I was a little apprehensive about waking up on Wednesday morning. After all, America had willingly elected the most liberal president in our history. As I opened one eye, I turned to my wife who was slightly more awake than I was and said, “Well, honey, we just elected a proud socialist as president and the sun still came up!” I was being a little facetious—but only a little.
For months there will be endless and minute examinations of what went wrong in this election. Conservatives will find numerous targets of blame and there will be enough people thrown under the proverbial “bus” to keep the ride bumpy for a long, long time. All of that is proper and necessary. Indeed, something went terribly wrong in the election. While continuing to vote for the sanctity of marriage in several key contests, Americans elected a president who will enthusiastically undermine that sacred union. While waving American flags and singing the national anthem—they elected someone who will probably undermine the flag and freedoms our national anthem praises. But the sun still came up. While I am deeply concerned about the future of America under the leadership of an Obama administration, I am far more concerned about another institution.

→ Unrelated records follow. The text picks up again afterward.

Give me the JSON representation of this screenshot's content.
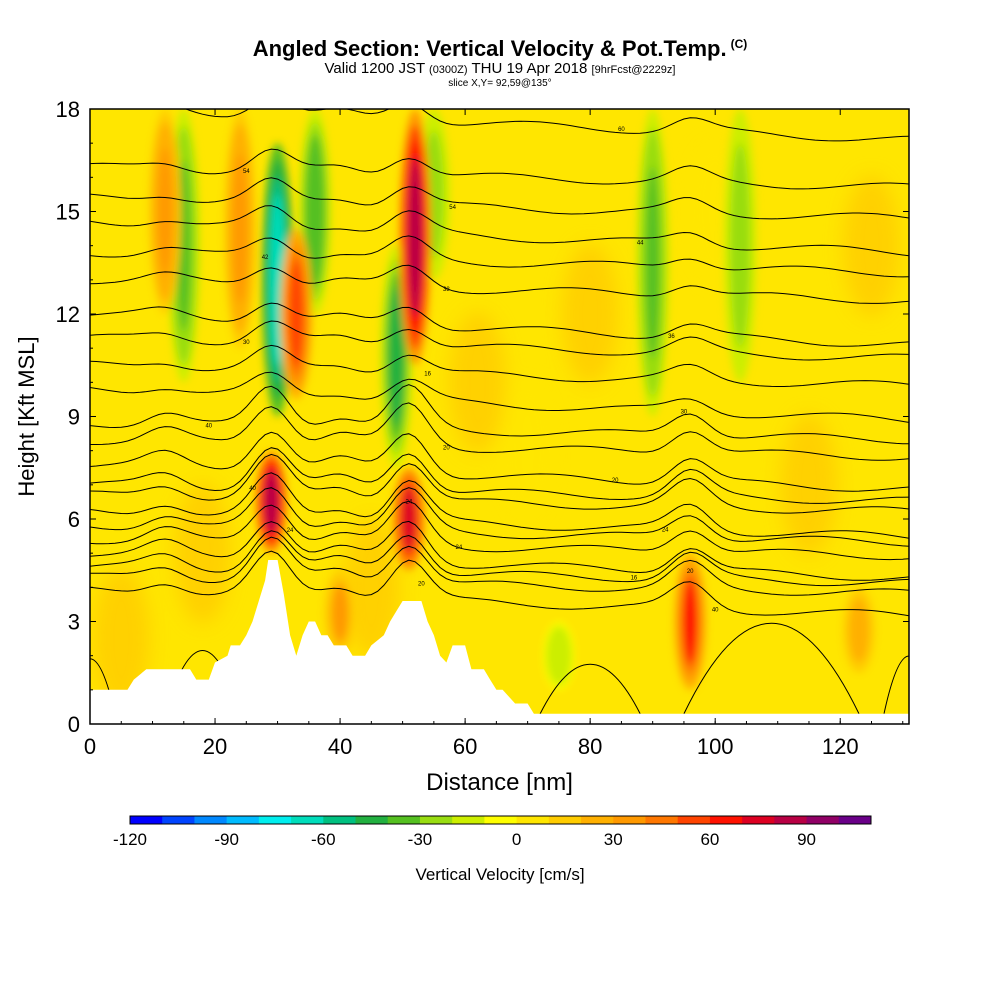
{
  "header": {
    "title": "Angled Section: Vertical Velocity & Pot.Temp.",
    "title_unit": "(C)",
    "valid_prefix": "Valid 1200 JST",
    "valid_utc": "(0300Z)",
    "valid_date": "THU 19 Apr 2018",
    "forecast": "[9hrFcst@2229z]",
    "slice": "slice X,Y= 92,59@135°"
  },
  "chart_data": {
    "type": "heatmap",
    "xlabel": "Distance [nm]",
    "ylabel": "Height [Kft MSL]",
    "xlim": [
      0,
      131
    ],
    "ylim": [
      0,
      18
    ],
    "xticks": [
      0,
      20,
      40,
      60,
      80,
      100,
      120
    ],
    "yticks": [
      0,
      3,
      6,
      9,
      12,
      15,
      18
    ],
    "colorbar": {
      "label": "Vertical Velocity [cm/s]",
      "ticks": [
        -120,
        -90,
        -60,
        -30,
        0,
        30,
        60,
        90
      ],
      "range": [
        -120,
        110
      ],
      "colors": [
        "#0000ff",
        "#0044ff",
        "#0088ff",
        "#00bbff",
        "#00eeee",
        "#00ddbb",
        "#00c080",
        "#22b040",
        "#55c020",
        "#99dd11",
        "#ccee00",
        "#ffff00",
        "#ffe600",
        "#ffcc00",
        "#ffb000",
        "#ff9900",
        "#ff7700",
        "#ff4400",
        "#ff1100",
        "#dd0022",
        "#b80044",
        "#900066",
        "#6a0088"
      ]
    },
    "updrafts": [
      {
        "x": 29,
        "z_min": 5.0,
        "z_max": 8.0,
        "w": 85
      },
      {
        "x": 51,
        "z_min": 4.5,
        "z_max": 7.5,
        "w": 70
      },
      {
        "x": 52,
        "z_min": 10.5,
        "z_max": 18,
        "w": 80
      },
      {
        "x": 33,
        "z_min": 9.5,
        "z_max": 14.5,
        "w": 50
      },
      {
        "x": 96,
        "z_min": 1.0,
        "z_max": 5.0,
        "w": 60
      },
      {
        "x": 24,
        "z_min": 11.0,
        "z_max": 18,
        "w": 35
      },
      {
        "x": 12,
        "z_min": 12.0,
        "z_max": 18,
        "w": 35
      },
      {
        "x": 40,
        "z_min": 2.0,
        "z_max": 4.5,
        "w": 30
      },
      {
        "x": 123,
        "z_min": 1.5,
        "z_max": 4.0,
        "w": 25
      }
    ],
    "downdrafts": [
      {
        "x": 30,
        "z_min": 9.0,
        "z_max": 17.0,
        "w": -70
      },
      {
        "x": 49,
        "z_min": 7.5,
        "z_max": 14.0,
        "w": -45
      },
      {
        "x": 15,
        "z_min": 10.0,
        "z_max": 18,
        "w": -35
      },
      {
        "x": 36,
        "z_min": 12.0,
        "z_max": 18,
        "w": -40
      },
      {
        "x": 90,
        "z_min": 9.0,
        "z_max": 18,
        "w": -35
      },
      {
        "x": 104,
        "z_min": 10.0,
        "z_max": 18,
        "w": -30
      },
      {
        "x": 75,
        "z_min": 1.0,
        "z_max": 3.0,
        "w": -20
      },
      {
        "x": 55,
        "z_min": 13.0,
        "z_max": 18,
        "w": -25
      }
    ],
    "terrain": [
      [
        0,
        1.0
      ],
      [
        6,
        1.0
      ],
      [
        7,
        1.3
      ],
      [
        9,
        1.6
      ],
      [
        16,
        1.6
      ],
      [
        17,
        1.3
      ],
      [
        19,
        1.3
      ],
      [
        20,
        1.8
      ],
      [
        22,
        2.0
      ],
      [
        22.5,
        2.3
      ],
      [
        24,
        2.3
      ],
      [
        25,
        2.6
      ],
      [
        26,
        3.0
      ],
      [
        27,
        3.6
      ],
      [
        28,
        4.2
      ],
      [
        28.5,
        4.8
      ],
      [
        30,
        4.8
      ],
      [
        31,
        3.8
      ],
      [
        32,
        2.6
      ],
      [
        33,
        2.0
      ],
      [
        34,
        2.6
      ],
      [
        35,
        3.0
      ],
      [
        36,
        3.0
      ],
      [
        37,
        2.6
      ],
      [
        38,
        2.6
      ],
      [
        39,
        2.3
      ],
      [
        40,
        2.3
      ],
      [
        41,
        2.3
      ],
      [
        42,
        2.0
      ],
      [
        44,
        2.0
      ],
      [
        45,
        2.3
      ],
      [
        47,
        2.6
      ],
      [
        48,
        3.0
      ],
      [
        49,
        3.3
      ],
      [
        50,
        3.6
      ],
      [
        53,
        3.6
      ],
      [
        54,
        3.0
      ],
      [
        55,
        2.6
      ],
      [
        56,
        2.0
      ],
      [
        57,
        1.8
      ],
      [
        58,
        2.3
      ],
      [
        60,
        2.3
      ],
      [
        61,
        1.6
      ],
      [
        63,
        1.6
      ],
      [
        64,
        1.3
      ],
      [
        65,
        1.0
      ],
      [
        66,
        1.0
      ],
      [
        68,
        0.6
      ],
      [
        70,
        0.6
      ],
      [
        71,
        0.3
      ],
      [
        72,
        0.3
      ],
      [
        74,
        0.3
      ],
      [
        131,
        0.3
      ]
    ],
    "isentropes": [
      {
        "y_left": 18.0,
        "label": "60",
        "label_x": 85
      },
      {
        "y_left": 16.3,
        "label": "54",
        "label_x": 25
      },
      {
        "y_left": 15.4,
        "label": "54",
        "label_x": 58
      },
      {
        "y_left": 14.7,
        "label": "44",
        "label_x": 88
      },
      {
        "y_left": 13.8,
        "label": "42",
        "label_x": 28
      },
      {
        "y_left": 13.0,
        "label": "38",
        "label_x": 57
      },
      {
        "y_left": 12.0,
        "label": "36",
        "label_x": 93
      },
      {
        "y_left": 11.3,
        "label": "30",
        "label_x": 25
      },
      {
        "y_left": 10.5,
        "label": "16",
        "label_x": 54
      },
      {
        "y_left": 9.8,
        "label": "30",
        "label_x": 95
      },
      {
        "y_left": 8.8,
        "label": "40",
        "label_x": 19
      },
      {
        "y_left": 8.3,
        "label": "20",
        "label_x": 57
      },
      {
        "y_left": 7.6,
        "label": "20",
        "label_x": 84
      },
      {
        "y_left": 7.0,
        "label": "40",
        "label_x": 26
      },
      {
        "y_left": 6.7,
        "label": "24",
        "label_x": 51
      },
      {
        "y_left": 6.2,
        "label": "24",
        "label_x": 92
      },
      {
        "y_left": 5.8,
        "label": "24",
        "label_x": 32
      },
      {
        "y_left": 5.4,
        "label": "24",
        "label_x": 59
      },
      {
        "y_left": 5.0,
        "label": "20",
        "label_x": 96
      },
      {
        "y_left": 4.6,
        "label": "16",
        "label_x": 87
      },
      {
        "y_left": 4.3,
        "label": "20",
        "label_x": 53
      },
      {
        "y_left": 3.9,
        "label": "40",
        "label_x": 100
      }
    ]
  }
}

A friend of mine reminded me recently of an extremely important Biblical principle. When studying the history of God’s people you cannot escape one glaring truth—God’s people often survived poor and even evil kings. Jump into your time machine and open the door at just about any time you desire and you will find God’s people under the rule of a less than desirable government. Israel endured one evil king after another. The early church not only endured but flourished under the rule of a totally pagan and corrupt Roman civil government. Of course there was suffering and sacrifice during those regimes but God’s people survived. Here is what they could not survive: weak preaching and weak preachers! Israel suffered but survived the bad kings, but they totally self-destructed when the prophets and preachers compromised their message.
As this election is diced, sliced and dissected, don’t underestimate the role of America’s pulpits in the outcome. Within the last four years the “evangelical left” has risen meteorically to a place of influence and prominence. Where evangelicals were once known for principle and conviction, under the influence of Jim Wallis and other emergent leaders—the evangelical community succumbed to compromise and a sort of “justice” that no one can define.
America can survive a bad president. America cannot survive continued compromise in her pulpits. The solution to America’s greatest need is not in the next election—but in next Sunday’s sermon.